Environnement

Loup : l’Etat annonce entendre davantage les éleveurs

 Le Plan Loup et activités d’élevage 2018-2023 proposé par l’Etat assouplit les tirs contre le loup, mais  les organisations professionnelles ont refusé d’assister à une réunion présidée par Stéphane BOUILLON, préfet d’Auvergne-Rhône-Alpes, coordinateur du plan loup.
La gestion des populations de loups en France doit être menée en tenant comptes des dégâts sur les troupeaux et des conditions de travail des berger s et des éleveurs.  Le projet de plan national «Loup et activités d’élevage 2018-2023» prend clairement en compte cette cohabitation parfois sinon souvent conflictuelle.
Une réunion s’est tenue le 12 décembre en Préfecture du Rhône pour présenter le projet de plan et  les projets d’arrêtés ministériels pour sa mise en œuvre. Les organisations professionnelles agricoles font front commun contre l’insuffisance des mesures prises par l’Etat ces dernières années, car la population de loup se développe , comme les attaques.

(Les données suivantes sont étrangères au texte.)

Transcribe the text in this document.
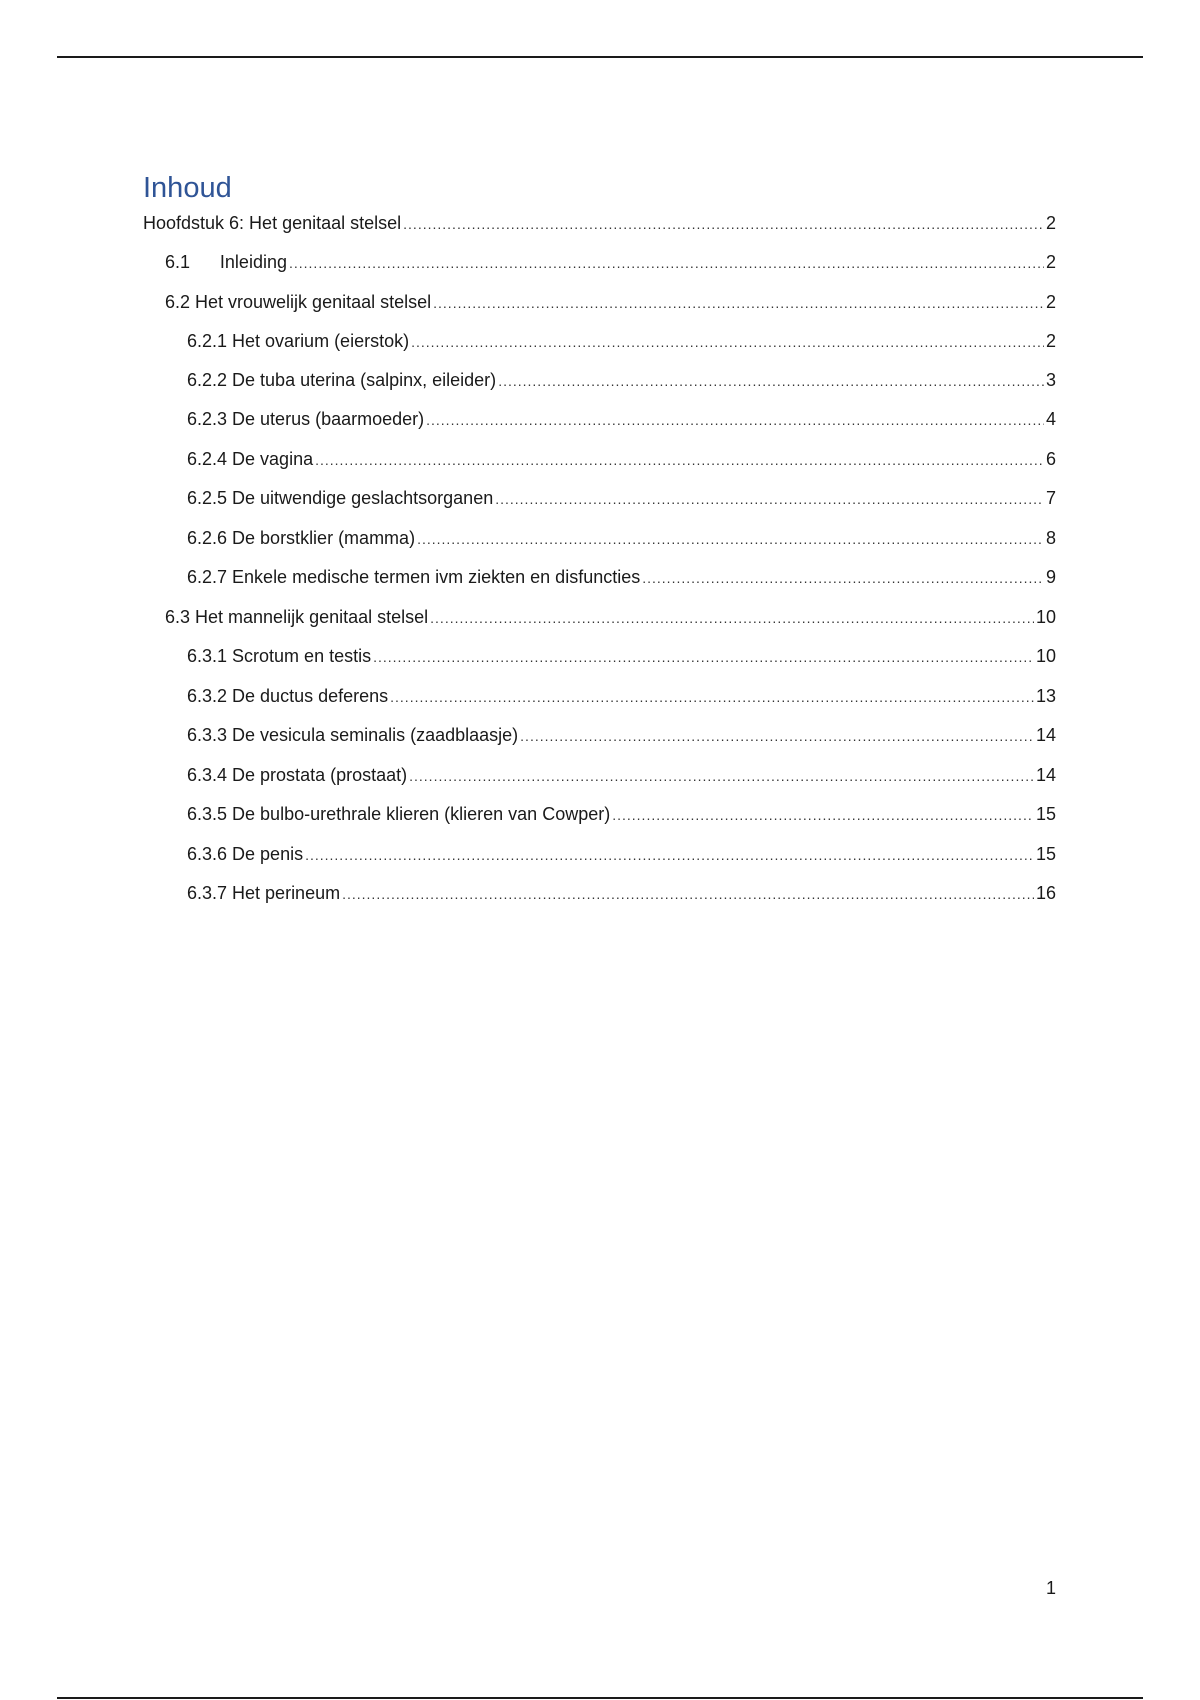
Inhoud
Hoofdstuk 6: Het genitaal stelsel .....	2
6.1 Inleiding .....	2
6.2 Het vrouwelijk genitaal stelsel .....	2
6.2.1 Het ovarium (eierstok) .....	2
6.2.2 De tuba uterina (salpinx, eileider) .....	3
6.2.3 De uterus (baarmoeder) .....	4
6.2.4 De vagina .....	6
6.2.5 De uitwendige geslachtsorganen .....	7
6.2.6 De borstklier (mamma) .....	8
6.2.7 Enkele medische termen ivm ziekten en disfuncties .....	9
6.3 Het mannelijk genitaal stelsel .....	10
6.3.1 Scrotum en testis .....	10
6.3.2 De ductus deferens .....	13
6.3.3 De vesicula seminalis (zaadblaasje) .....	14
6.3.4 De prostata (prostaat) .....	14
6.3.5 De bulbo-urethrale klieren (klieren van Cowper) .....	15
6.3.6 De penis .....	15
6.3.7 Het perineum .....	16
1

Concilier  pastoralisme et loup
Le plan national «Loup et activités d’élevage» définit les moyens permettant de concilier activités d’élevage et présence du loup. L’ordre des termes n’est pas innocent. Il révèle une prise en compte accrue de la situation des éleveurs. Le plan , rappelle l’Etat, ”  prend en compte les situations de détresse des éleveurs et la préservation des activités pastorales: il s’agit de permettre à chaque éleveur de défendre et protéger efficacement son troupeau, qu’il soit dans un foyer d’attaque ou dans une zone de colonisation. Les modalités de gestion des tirs et des mesures de protection sont adaptées pour limiter au maximum les attaques sur les élevages et le pastoralisme.

Cinq cents loups

Le plan répond aussi aux demandes des associations de protection du loup, qui en général, ne tolèrent aucune atteinte au développement des populations lupines et critiquent le principe même de tirs.  Le Plan précise que l’objectif est une population viable de loups, avec un seuil de viabilité évalué à 500 spécimens, contre actuellement environ 300 . Ce seuil pourra être ajusté en fonction de l’avis annuel du Conseil scientifique permanent du PNA. Le Plan Loup et activités d’élevage 2018-2023,  retient le principe de gestion adaptative pour tenir compte de l’évolution de la population lupine, de la pression de prédation et des impacts sur l’élevage.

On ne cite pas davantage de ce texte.